I kiss your leafy lips,
I slide my hands for the brown melons of your breasts.
Welcome are lands of the grape, the esculent roots of the garden, the patches of briers and blackberries,
The running blackberries, so flavorous and juicy, would adorn the parlors of heaven,
And huckleberries from the woods distill joyous deliriums,
My favorite dish: currants and raspberries, mixed, sugar’d, fresh and ripe from the bushes,
I go out and pick the currants myself, great red things—how juicy and cool they are!
And those blueberries? Their uselessness growing wild, their content in being let alone—
A certain aroma of nature I would so like to have in my pages.
Welcome just as much the other more hard-faced lands,
Lands of coal, copper, lead, tin, zinc, iron, from the mother’s bowels drawn,
Lands rich as lands of gold or wheat and fruit lands,
The rich ores forming beneath,
We the surface broad surveying, we the virgin soil upheaving,
Vexing we and piercing deep the mines within.
O flowers of these interminable and stately prairies!
Wild flowers, oceans of them, scatter’d in profusion over the fields—
White and red morning-glories, and white and red clover,
The tall leaning of sunflowers on their stalk,
The golden dandelions in endless profusion,
The cactuses, pinks, buffalo grass, wild sage.

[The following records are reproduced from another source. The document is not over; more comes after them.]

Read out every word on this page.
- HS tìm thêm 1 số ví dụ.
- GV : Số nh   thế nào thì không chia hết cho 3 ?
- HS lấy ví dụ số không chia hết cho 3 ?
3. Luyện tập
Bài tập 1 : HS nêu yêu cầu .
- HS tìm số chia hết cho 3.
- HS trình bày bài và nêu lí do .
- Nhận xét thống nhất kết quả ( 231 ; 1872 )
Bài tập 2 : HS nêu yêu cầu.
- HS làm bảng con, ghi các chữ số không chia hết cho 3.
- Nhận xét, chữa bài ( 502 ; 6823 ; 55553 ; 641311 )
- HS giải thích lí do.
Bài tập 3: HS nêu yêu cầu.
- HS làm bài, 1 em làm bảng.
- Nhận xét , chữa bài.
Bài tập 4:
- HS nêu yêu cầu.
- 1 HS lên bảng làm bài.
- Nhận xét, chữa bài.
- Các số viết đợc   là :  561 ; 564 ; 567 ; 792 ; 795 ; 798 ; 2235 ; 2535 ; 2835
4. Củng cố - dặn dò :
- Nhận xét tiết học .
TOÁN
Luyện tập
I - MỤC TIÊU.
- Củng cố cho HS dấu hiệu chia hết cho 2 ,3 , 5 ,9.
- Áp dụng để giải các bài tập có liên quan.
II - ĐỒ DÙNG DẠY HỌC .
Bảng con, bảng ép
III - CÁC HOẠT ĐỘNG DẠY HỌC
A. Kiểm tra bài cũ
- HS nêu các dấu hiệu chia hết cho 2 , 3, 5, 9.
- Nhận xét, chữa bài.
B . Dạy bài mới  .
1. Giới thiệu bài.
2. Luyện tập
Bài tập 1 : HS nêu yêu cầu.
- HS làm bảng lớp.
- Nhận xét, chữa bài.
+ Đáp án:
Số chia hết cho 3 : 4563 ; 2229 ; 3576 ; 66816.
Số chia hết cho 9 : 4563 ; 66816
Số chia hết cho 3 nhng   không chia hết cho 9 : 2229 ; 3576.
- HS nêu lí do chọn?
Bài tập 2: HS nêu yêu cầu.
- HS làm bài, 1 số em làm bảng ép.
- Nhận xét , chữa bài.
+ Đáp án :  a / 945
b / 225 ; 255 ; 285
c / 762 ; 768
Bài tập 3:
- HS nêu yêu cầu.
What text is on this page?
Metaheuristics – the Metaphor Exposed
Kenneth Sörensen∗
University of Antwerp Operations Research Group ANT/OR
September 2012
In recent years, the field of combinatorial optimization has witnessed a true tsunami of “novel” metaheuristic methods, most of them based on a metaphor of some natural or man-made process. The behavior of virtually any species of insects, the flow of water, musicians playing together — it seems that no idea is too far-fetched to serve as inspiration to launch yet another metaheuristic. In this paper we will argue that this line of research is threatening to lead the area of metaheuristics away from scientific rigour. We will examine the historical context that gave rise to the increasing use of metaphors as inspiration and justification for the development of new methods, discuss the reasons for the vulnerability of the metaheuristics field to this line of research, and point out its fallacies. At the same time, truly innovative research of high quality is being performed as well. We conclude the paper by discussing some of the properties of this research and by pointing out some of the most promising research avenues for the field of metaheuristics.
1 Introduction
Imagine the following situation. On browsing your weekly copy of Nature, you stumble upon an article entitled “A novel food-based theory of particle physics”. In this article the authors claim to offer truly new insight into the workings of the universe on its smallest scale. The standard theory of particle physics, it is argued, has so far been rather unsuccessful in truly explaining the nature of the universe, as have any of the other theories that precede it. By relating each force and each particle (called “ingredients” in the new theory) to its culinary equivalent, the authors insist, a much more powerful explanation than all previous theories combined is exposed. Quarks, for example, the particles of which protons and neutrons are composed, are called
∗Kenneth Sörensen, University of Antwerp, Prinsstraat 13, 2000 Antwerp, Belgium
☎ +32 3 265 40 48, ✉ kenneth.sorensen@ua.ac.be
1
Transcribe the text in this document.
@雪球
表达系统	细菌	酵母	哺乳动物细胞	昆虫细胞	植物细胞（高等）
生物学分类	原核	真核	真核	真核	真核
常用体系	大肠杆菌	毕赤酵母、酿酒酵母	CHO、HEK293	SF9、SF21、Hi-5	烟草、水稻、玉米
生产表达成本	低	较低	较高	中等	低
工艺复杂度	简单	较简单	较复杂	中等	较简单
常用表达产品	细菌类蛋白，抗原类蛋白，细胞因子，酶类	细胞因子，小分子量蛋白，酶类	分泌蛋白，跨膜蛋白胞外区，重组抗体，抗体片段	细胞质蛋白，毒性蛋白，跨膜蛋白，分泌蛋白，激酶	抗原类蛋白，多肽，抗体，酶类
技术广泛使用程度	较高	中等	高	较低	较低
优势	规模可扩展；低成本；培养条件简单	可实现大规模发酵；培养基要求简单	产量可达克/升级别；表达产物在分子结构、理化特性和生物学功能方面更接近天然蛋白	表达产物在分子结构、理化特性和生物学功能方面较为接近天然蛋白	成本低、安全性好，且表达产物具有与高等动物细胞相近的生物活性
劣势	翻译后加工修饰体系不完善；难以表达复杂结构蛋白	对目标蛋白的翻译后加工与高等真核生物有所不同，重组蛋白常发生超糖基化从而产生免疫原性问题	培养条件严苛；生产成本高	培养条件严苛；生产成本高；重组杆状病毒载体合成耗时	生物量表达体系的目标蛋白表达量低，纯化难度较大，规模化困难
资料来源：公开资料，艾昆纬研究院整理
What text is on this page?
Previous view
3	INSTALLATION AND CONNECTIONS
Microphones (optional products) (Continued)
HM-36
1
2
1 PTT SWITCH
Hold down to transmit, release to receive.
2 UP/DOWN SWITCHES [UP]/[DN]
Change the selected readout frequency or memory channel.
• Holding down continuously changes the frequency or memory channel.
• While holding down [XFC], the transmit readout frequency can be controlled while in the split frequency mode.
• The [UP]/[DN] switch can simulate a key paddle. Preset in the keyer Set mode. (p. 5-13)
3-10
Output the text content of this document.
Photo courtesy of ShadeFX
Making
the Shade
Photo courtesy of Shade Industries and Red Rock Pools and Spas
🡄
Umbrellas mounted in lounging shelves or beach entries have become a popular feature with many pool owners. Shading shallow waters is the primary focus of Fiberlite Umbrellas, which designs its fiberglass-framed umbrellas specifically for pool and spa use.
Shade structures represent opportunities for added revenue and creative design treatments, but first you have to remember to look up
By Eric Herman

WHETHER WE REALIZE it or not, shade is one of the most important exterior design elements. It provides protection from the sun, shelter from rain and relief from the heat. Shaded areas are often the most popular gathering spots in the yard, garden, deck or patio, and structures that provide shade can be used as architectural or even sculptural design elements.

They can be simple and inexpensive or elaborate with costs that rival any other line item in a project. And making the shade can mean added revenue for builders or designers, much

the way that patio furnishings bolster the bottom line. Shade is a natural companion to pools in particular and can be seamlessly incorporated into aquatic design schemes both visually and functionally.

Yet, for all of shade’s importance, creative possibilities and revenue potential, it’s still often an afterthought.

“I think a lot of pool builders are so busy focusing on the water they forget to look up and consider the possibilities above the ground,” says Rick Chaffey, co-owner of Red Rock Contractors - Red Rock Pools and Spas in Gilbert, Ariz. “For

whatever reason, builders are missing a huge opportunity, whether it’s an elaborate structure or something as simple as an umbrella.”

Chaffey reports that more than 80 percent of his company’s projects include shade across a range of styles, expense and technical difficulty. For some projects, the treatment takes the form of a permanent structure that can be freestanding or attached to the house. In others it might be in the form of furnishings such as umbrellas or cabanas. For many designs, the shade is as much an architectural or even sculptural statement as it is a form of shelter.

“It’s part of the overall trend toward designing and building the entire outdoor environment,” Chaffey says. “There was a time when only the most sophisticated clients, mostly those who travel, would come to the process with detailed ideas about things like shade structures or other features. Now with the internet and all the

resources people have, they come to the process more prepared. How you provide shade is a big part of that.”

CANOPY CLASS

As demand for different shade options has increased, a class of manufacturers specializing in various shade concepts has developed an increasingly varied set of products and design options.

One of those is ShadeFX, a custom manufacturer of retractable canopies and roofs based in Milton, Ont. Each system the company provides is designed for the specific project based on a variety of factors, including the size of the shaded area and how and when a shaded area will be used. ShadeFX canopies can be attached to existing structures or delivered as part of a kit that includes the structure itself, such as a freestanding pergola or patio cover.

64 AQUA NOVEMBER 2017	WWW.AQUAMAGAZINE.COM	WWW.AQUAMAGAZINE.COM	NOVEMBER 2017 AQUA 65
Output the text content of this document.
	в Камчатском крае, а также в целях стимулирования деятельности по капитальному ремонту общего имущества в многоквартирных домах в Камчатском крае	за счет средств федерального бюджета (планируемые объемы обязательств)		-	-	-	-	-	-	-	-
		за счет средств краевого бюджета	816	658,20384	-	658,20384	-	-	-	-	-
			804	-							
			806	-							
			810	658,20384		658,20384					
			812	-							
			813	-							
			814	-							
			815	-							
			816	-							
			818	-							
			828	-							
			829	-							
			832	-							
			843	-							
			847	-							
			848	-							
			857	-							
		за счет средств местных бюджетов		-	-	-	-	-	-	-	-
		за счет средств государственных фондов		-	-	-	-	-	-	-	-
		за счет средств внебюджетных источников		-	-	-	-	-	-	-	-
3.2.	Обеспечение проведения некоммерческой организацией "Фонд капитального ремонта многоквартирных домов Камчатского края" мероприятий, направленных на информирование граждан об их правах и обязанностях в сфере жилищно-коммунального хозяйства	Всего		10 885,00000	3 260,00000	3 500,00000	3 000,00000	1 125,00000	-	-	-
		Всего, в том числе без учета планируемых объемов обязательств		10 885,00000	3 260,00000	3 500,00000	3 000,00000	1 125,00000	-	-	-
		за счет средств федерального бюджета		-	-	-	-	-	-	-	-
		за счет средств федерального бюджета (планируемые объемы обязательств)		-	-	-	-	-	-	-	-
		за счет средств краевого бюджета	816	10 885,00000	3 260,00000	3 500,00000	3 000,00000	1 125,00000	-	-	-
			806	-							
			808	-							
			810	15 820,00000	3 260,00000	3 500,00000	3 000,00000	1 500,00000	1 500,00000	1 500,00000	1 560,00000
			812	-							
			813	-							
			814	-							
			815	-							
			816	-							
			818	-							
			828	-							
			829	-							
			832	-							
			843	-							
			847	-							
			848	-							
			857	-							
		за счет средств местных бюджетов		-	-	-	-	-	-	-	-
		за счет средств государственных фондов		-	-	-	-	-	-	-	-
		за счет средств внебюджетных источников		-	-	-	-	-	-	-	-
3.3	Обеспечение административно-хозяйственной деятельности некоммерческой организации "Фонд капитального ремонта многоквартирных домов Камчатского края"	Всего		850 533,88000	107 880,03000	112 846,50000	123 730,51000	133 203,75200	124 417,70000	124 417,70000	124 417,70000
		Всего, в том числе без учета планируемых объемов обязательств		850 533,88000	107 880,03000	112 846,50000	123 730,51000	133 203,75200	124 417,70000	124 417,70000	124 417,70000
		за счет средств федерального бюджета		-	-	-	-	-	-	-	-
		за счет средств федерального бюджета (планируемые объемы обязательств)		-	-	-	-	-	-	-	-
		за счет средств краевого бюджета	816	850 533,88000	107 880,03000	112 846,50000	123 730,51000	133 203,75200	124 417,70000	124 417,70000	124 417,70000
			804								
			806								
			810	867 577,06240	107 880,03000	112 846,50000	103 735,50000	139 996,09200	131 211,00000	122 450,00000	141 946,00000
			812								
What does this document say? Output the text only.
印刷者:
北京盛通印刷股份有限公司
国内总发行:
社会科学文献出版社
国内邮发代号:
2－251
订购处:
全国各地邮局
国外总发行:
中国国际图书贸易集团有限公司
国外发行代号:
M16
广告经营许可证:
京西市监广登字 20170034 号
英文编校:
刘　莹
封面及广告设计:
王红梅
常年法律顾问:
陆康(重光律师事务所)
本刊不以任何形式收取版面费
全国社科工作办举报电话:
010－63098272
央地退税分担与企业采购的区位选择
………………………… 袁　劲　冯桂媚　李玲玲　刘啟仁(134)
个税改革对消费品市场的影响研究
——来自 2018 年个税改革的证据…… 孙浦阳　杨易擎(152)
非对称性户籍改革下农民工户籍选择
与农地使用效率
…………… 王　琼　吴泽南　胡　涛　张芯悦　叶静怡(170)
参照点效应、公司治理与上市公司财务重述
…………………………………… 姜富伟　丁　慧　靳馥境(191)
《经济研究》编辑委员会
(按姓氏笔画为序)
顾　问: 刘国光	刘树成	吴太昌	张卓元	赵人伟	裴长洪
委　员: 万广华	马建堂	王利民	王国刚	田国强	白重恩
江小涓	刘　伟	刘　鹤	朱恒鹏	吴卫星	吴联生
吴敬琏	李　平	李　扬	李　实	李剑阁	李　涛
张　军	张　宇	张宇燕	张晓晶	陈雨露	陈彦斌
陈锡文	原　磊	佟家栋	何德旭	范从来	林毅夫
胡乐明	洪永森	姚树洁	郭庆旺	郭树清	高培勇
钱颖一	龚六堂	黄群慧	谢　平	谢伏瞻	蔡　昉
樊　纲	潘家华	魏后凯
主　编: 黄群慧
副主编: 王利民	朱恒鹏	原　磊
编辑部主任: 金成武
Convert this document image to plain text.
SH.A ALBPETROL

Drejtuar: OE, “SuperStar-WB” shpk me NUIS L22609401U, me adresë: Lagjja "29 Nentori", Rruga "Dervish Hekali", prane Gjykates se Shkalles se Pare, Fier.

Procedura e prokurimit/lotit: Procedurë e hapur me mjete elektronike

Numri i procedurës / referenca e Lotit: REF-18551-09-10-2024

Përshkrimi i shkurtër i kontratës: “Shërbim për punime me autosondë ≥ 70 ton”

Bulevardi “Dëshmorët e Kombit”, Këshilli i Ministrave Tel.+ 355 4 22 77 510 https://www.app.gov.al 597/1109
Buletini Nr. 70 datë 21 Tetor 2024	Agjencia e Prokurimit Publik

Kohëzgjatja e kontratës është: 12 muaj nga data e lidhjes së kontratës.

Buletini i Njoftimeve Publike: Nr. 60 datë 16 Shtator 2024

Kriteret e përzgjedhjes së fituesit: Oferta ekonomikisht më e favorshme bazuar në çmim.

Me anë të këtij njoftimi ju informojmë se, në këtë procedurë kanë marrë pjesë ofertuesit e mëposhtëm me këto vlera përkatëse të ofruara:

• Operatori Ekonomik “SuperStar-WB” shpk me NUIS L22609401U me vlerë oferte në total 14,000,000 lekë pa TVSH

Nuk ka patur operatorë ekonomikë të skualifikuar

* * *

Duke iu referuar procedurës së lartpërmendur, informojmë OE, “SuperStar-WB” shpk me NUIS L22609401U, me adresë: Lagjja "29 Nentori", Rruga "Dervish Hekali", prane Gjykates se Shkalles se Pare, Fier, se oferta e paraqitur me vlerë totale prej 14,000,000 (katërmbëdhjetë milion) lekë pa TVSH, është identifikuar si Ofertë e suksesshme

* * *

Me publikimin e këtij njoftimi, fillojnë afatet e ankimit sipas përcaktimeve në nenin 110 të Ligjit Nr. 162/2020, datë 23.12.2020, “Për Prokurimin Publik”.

Placid mulleins growing everywhere in the fields, so fresh and dewy in the morning, broad leaves glittering with countless diamonds,
Milky blossom of the wild carrot, delicate pat of snowflakes crowning its tall and slender stem, gracefully oscillating in the breeze,
The milk-weed with its delicate red fringe, and profuse clusters of a feathery blossom waving in the wind on taper stems.
The superb wonder of a blade of grass growing up green and crispy from the ground,
Every motion and every spear of grass,
The commonest weeds by the road—
I demand the spiritual corresponding,
Demand the blades to rise of words, acts, beings,
Those of the open atmosphere, those of earth-born passion,
Simple, coarse, sunlit, fresh, nutritious.